Ericsson executive Gordon Castle reports that his company has been anticipating the hybrid network for three years, and underscores Ripley’s enthusiasm for mobile delivery. “In five years there will be twice as many smartphones,” he said. “Millennials already spend 50 percent of their content viewing on mobile devices.” But, he notes, letting the consumer watch content on an array of devices requires a seamless experience, “delivered in the most efficient way possible.”

Aslam Khader, chief product officer of Elemental Technologies, an Amazon Web Services company, says his company was set up ten years ago as one that “focused on a unified video infrastructure, delivering to any device anywhere.” “OTT has been difficult to conquer, but we now make it easy for customers,” he said. “We see the industry moving that way.”
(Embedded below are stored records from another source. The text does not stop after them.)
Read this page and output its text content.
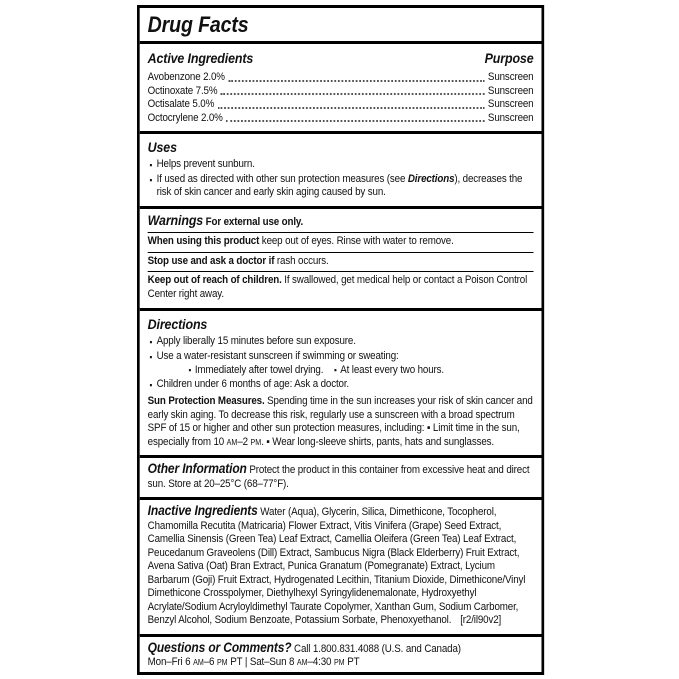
Drug Facts
Active Ingredients	Purpose
Avobenzone 2.0%	Sunscreen
Octinoxate 7.5%	Sunscreen
Octisalate 5.0%	Sunscreen
Octocrylene 2.0%	Sunscreen
Uses
▪ Helps prevent sunburn.
▪ If used as directed with other sun protection measures (see Directions), decreases the risk of skin cancer and early skin aging caused by sun.
Warnings For external use only.
When using this product keep out of eyes. Rinse with water to remove.
Stop use and ask a doctor if rash occurs.
Keep out of reach of children. If swallowed, get medical help or contact a Poison Control Center right away.
Directions
▪ Apply liberally 15 minutes before sun exposure.
▪ Use a water-resistant sunscreen if swimming or sweating:
▪ Immediately after towel drying. ▪ At least every two hours.
▪ Children under 6 months of age: Ask a doctor.
Sun Protection Measures. Spending time in the sun increases your risk of skin cancer and early skin aging. To decrease this risk, regularly use a sunscreen with a broad spectrum SPF of 15 or higher and other sun protection measures, including: ▪ Limit time in the sun, especially from 10 AM–2 PM. ▪ Wear long-sleeve shirts, pants, hats and sunglasses.
Other Information Protect the product in this container from excessive heat and direct sun. Store at 20–25°C (68–77°F).
Inactive Ingredients Water (Aqua), Glycerin, Silica, Dimethicone, Tocopherol, Chamomilla Recutita (Matricaria) Flower Extract, Vitis Vinifera (Grape) Seed Extract, Camellia Sinensis (Green Tea) Leaf Extract, Camellia Oleifera (Green Tea) Leaf Extract, Peucedanum Graveolens (Dill) Extract, Sambucus Nigra (Black Elderberry) Fruit Extract, Avena Sativa (Oat) Bran Extract, Punica Granatum (Pomegranate) Extract, Lycium Barbarum (Goji) Fruit Extract, Hydrogenated Lecithin, Titanium Dioxide, Dimethicone/Vinyl Dimethicone Crosspolymer, Diethylhexyl Syringylidenemalonate, Hydroxyethyl Acrylate/Sodium Acryloyldimethyl Taurate Copolymer, Xanthan Gum, Sodium Carbomer, Benzyl Alcohol, Sodium Benzoate, Potassium Sorbate, Phenoxyethanol. [r2/il90v2]
Questions or Comments? Call 1.800.831.4088 (U.S. and Canada)
Mon–Fri 6 AM–6 PM PT | Sat–Sun 8 AM–4:30 PM PT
Ripley says that Sinclair will continue to be “a core network affiliate, TV provider,” but “ATSC is about going beyond TV broadcasting and into the mobile business.”

South Korea, which adopted the ATSC 3.0 standard, is already a model for deployment. “We’ll be able to piggyback off that for receivers,” said Ripley. “When OEMs see the industry rolling out, we don’t perceive any problems with devices being available.” Castle added that “we already have hybrid delivery in many countries around the world,” noting that 3.0 is a driver for 5G adoption. Khader emphasized that, “scalable video is an interesting proposition to manage.”

“We believe that as devices become 3.0 capable, we’ll definitely be able to support it,” he said.

Ripley is certain that, “ten years from now … the TV business won’t look anything like it looks like today.” “But our distribution system will be flexible enough to use its capacity at its highest and best use,” he said. “Everything becomes possible under ATSC 3.0. It breaks the industry out of the box.”